# orx-linked-list [![orx-linked-list crate](https://img.shields.io/crates/v/orx-linked-list.svg)](https://crates.io/crates/orx-linked-list) [![orx-linked-list documentation](https://docs.rs/orx-linked-list/badge.svg)](https://docs.rs/orx-linked-list) A linked list implementation with unique features and an extended list of constant time methods providing high performance traversals and mutations. Both doubly and singly lists are provided as generic variants of the core struct `List`. It is sufficient to know the four variants: * [`DoublyList`](https://docs.rs/orx-linked-list/latest/orx_linked_list/type.DoublyList.html) and [`SinglyList`](https://docs.rs/orx-linked-list/latest/orx_linked_list/type.SinglyList.html) * [`DoublyListLazy`](https://docs.rs/orx-linked-list/latest/orx_linked_list/type.DoublyListLazy.html) and [`SinglyListLazy`](https://docs.rs/orx-linked-list/latest/orx_linked_list/type.SinglyListLazy.html) -> lazy suffix corresponds to lazy memory reclaim and will be explained in the indices section. Some notable features are as follows. ## Efficiency Link lists are self organizing to keep the nodes close to each other to benefit from cache locality. Further, it uses safe direct references without an additional indirection to traverse through the nodes. We observe in benchmarks that `DoublyList` is significantly faster than the standard linked list.

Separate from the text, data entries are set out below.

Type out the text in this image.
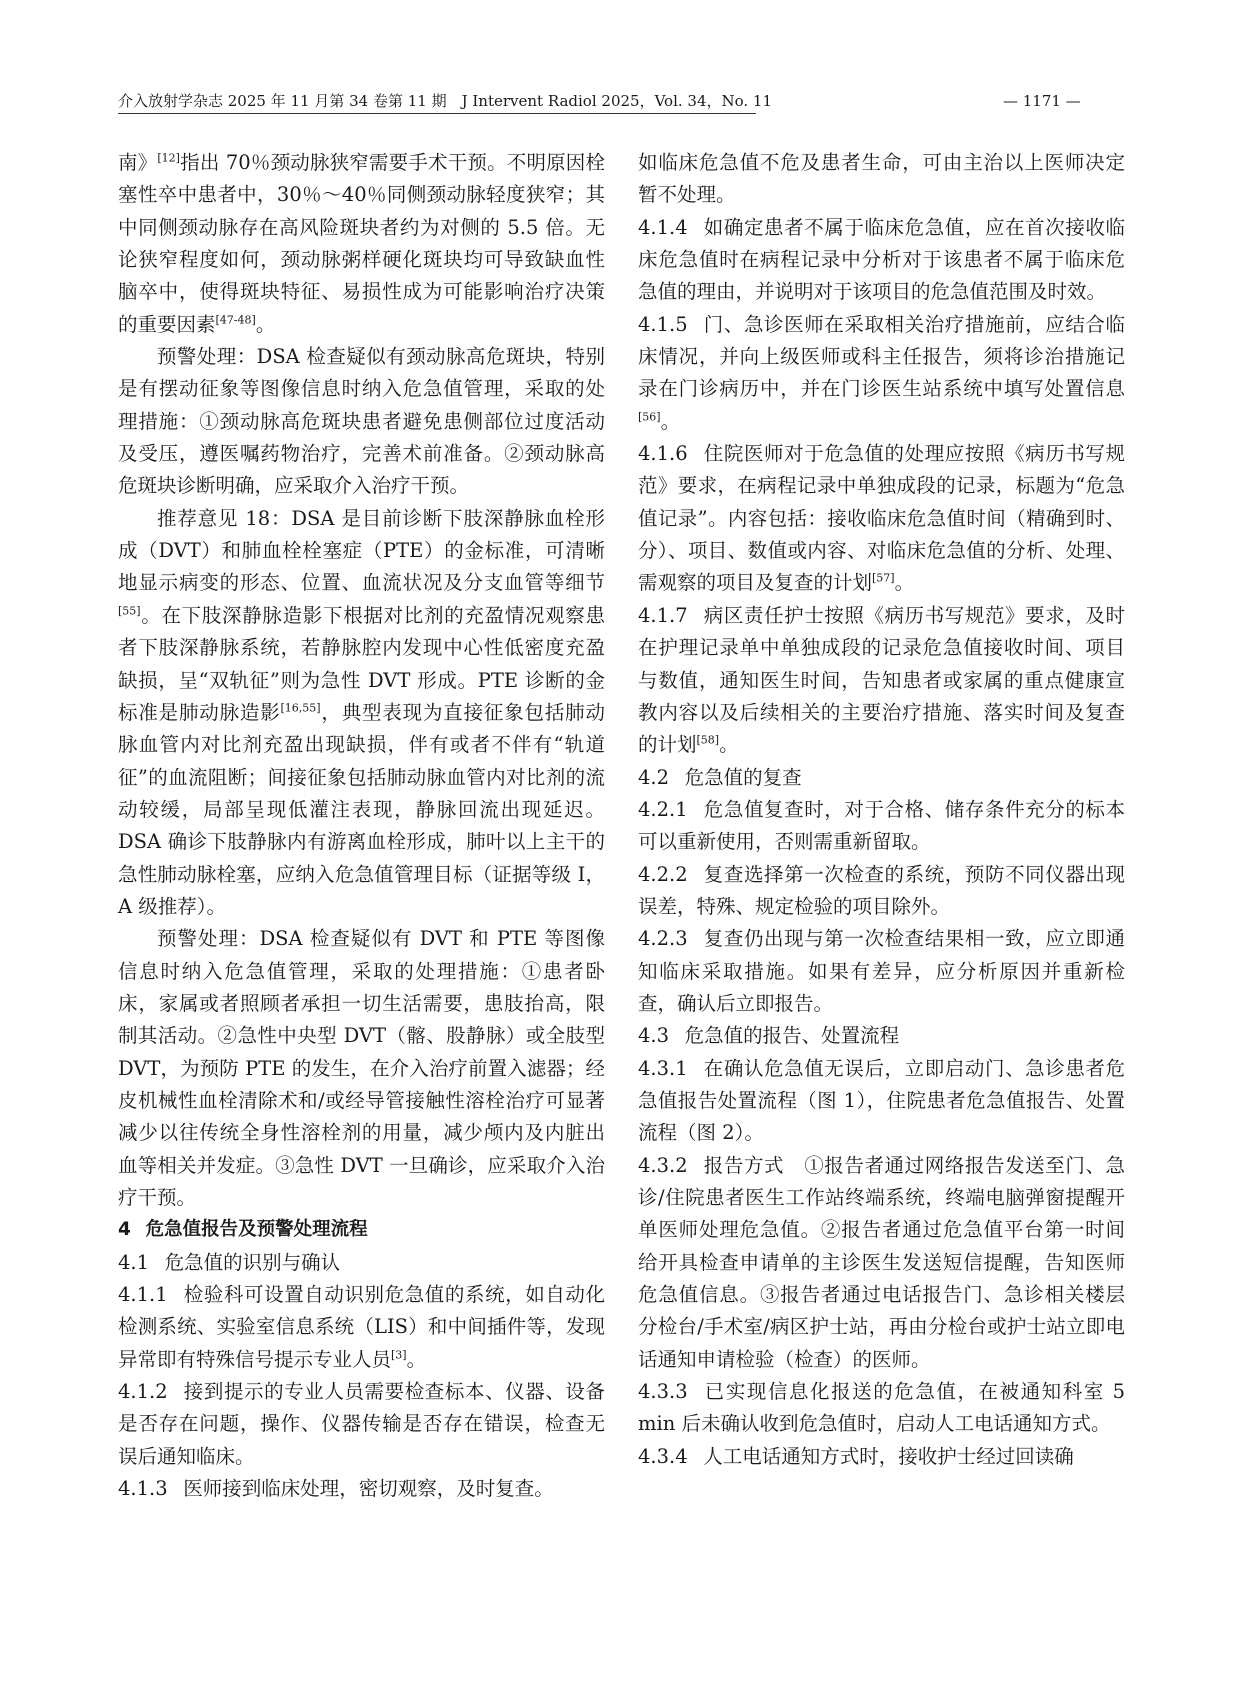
介入放射学杂志 2025 年 11 月第 34 卷第 11 期　J Intervent Radiol 2025，Vol. 34，No. 11	— 1171 —

南》[12]指出 70％颈动脉狭窄需要手术干预。不明原因栓塞性卒中患者中，30％～40％同侧颈动脉轻度狭窄；其中同侧颈动脉存在高风险斑块者约为对侧的 5.5 倍。无论狭窄程度如何，颈动脉粥样硬化斑块均可导致缺血性脑卒中，使得斑块特征、易损性成为可能影响治疗决策的重要因素[47-48]。

预警处理：DSA 检查疑似有颈动脉高危斑块，特别是有摆动征象等图像信息时纳入危急值管理，采取的处理措施：①颈动脉高危斑块患者避免患侧部位过度活动及受压，遵医嘱药物治疗，完善术前准备。②颈动脉高危斑块诊断明确，应采取介入治疗干预。

推荐意见 18：DSA 是目前诊断下肢深静脉血栓形成（DVT）和肺血栓栓塞症（PTE）的金标准，可清晰地显示病变的形态、位置、血流状况及分支血管等细节[55]。在下肢深静脉造影下根据对比剂的充盈情况观察患者下肢深静脉系统，若静脉腔内发现中心性低密度充盈缺损，呈“双轨征”则为急性 DVT 形成。PTE 诊断的金标准是肺动脉造影[16,55]，典型表现为直接征象包括肺动脉血管内对比剂充盈出现缺损，伴有或者不伴有“轨道征”的血流阻断；间接征象包括肺动脉血管内对比剂的流动较缓，局部呈现低灌注表现，静脉回流出现延迟。DSA 确诊下肢静脉内有游离血栓形成，肺叶以上主干的急性肺动脉栓塞，应纳入危急值管理目标（证据等级 Ⅰ，A 级推荐）。

预警处理：DSA 检查疑似有 DVT 和 PTE 等图像信息时纳入危急值管理，采取的处理措施：①患者卧床，家属或者照顾者承担一切生活需要，患肢抬高，限制其活动。②急性中央型 DVT（髂、股静脉）或全肢型 DVT，为预防 PTE 的发生，在介入治疗前置入滤器；经皮机械性血栓清除术和/或经导管接触性溶栓治疗可显著减少以往传统全身性溶栓剂的用量，减少颅内及内脏出血等相关并发症。③急性 DVT 一旦确诊，应采取介入治疗干预。

4 危急值报告及预警处理流程

4.1 危急值的识别与确认

4.1.1 检验科可设置自动识别危急值的系统，如自动化检测系统、实验室信息系统（LIS）和中间插件等，发现异常即有特殊信号提示专业人员[3]。

4.1.2 接到提示的专业人员需要检查标本、仪器、设备是否存在问题，操作、仪器传输是否存在错误，检查无误后通知临床。

4.1.3 医师接到临床处理，密切观察，及时复查。

如临床危急值不危及患者生命，可由主治以上医师决定暂不处理。

4.1.4 如确定患者不属于临床危急值，应在首次接收临床危急值时在病程记录中分析对于该患者不属于临床危急值的理由，并说明对于该项目的危急值范围及时效。

4.1.5 门、急诊医师在采取相关治疗措施前，应结合临床情况，并向上级医师或科主任报告，须将诊治措施记录在门诊病历中，并在门诊医生站系统中填写处置信息[56]。

4.1.6 住院医师对于危急值的处理应按照《病历书写规范》要求，在病程记录中单独成段的记录，标题为“危急值记录”。内容包括：接收临床危急值时间（精确到时、分）、项目、数值或内容、对临床危急值的分析、处理、需观察的项目及复查的计划[57]。

4.1.7 病区责任护士按照《病历书写规范》要求，及时在护理记录单中单独成段的记录危急值接收时间、项目与数值，通知医生时间，告知患者或家属的重点健康宣教内容以及后续相关的主要治疗措施、落实时间及复查的计划[58]。

4.2 危急值的复查

4.2.1 危急值复查时，对于合格、储存条件充分的标本可以重新使用，否则需重新留取。

4.2.2 复查选择第一次检查的系统，预防不同仪器出现误差，特殊、规定检验的项目除外。

4.2.3 复查仍出现与第一次检查结果相一致，应立即通知临床采取措施。如果有差异，应分析原因并重新检查，确认后立即报告。

4.3 危急值的报告、处置流程

4.3.1 在确认危急值无误后，立即启动门、急诊患者危急值报告处置流程（图 1），住院患者危急值报告、处置流程（图 2）。

4.3.2 报告方式　①报告者通过网络报告发送至门、急诊/住院患者医生工作站终端系统，终端电脑弹窗提醒开单医师处理危急值。②报告者通过危急值平台第一时间给开具检查申请单的主诊医生发送短信提醒，告知医师危急值信息。③报告者通过电话报告门、急诊相关楼层分检台/手术室/病区护士站，再由分检台或护士站立即电话通知申请检验（检查）的医师。

4.3.3 已实现信息化报送的危急值，在被通知科室 5 min 后未确认收到危急值时，启动人工电话通知方式。

4.3.4 人工电话通知方式时，接收护士经过回读确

A. Mutation At Ends In [doubly_mutation_ends.rs](https://github.com/orxfun/orx-linked-list/blob/main/benches/doubly_mutation_ends.rs) benchmark, we first push elements to a linked list until it reaches a particular length. Then, we call - `push_back` - `push_front` - `pop_back` - `pop_front` in a random alternating order. We observe that `DoublyList` is around **40%** faster than `std::collections::LinkedList`. The following example demonstrates the simple usage of the list with mutation at its ends. ```rust use orx_linked_list::*; let mut list = DoublyList::new(); list.push_front('b'); list.push_back('c'); list.push_front('a'); list.push_back('d'); assert!(list.eq_to_iter_vals(['a', 'b', 'c', 'd'])); assert_eq!(list.pop_back(), Some('d')); assert_eq!(list.pop_front(), Some('a')); assert_eq!(list.front(), Some(&'b')); assert_eq!(list.back(), Some(&'c')); assert_eq!(list.len(), 2); ```
B. Iteration In [doubly_iter.rs](https://github.com/orxfun/orx-linked-list/blob/main/benches/doubly_iter.rs) benchmark, we create a linked list with insertions to the back and front of the list in a random order. Then, we `iter()` over the nodes and apply a map-reduce over the elements. We observe that `DoublyList` iteration is around **25 times** faster than that with `std::collections::LinkedList`. The significance of improvement can further be increased by using `DoublyList::iter_x()` instead, which iterates over the elements in an arbitrary order. Unordered iteration is not suitable for all use cases. Most reductions or applying a mutation to each element are a couple of common examples. When the use case allows, unordered iteration further provides significant speed up.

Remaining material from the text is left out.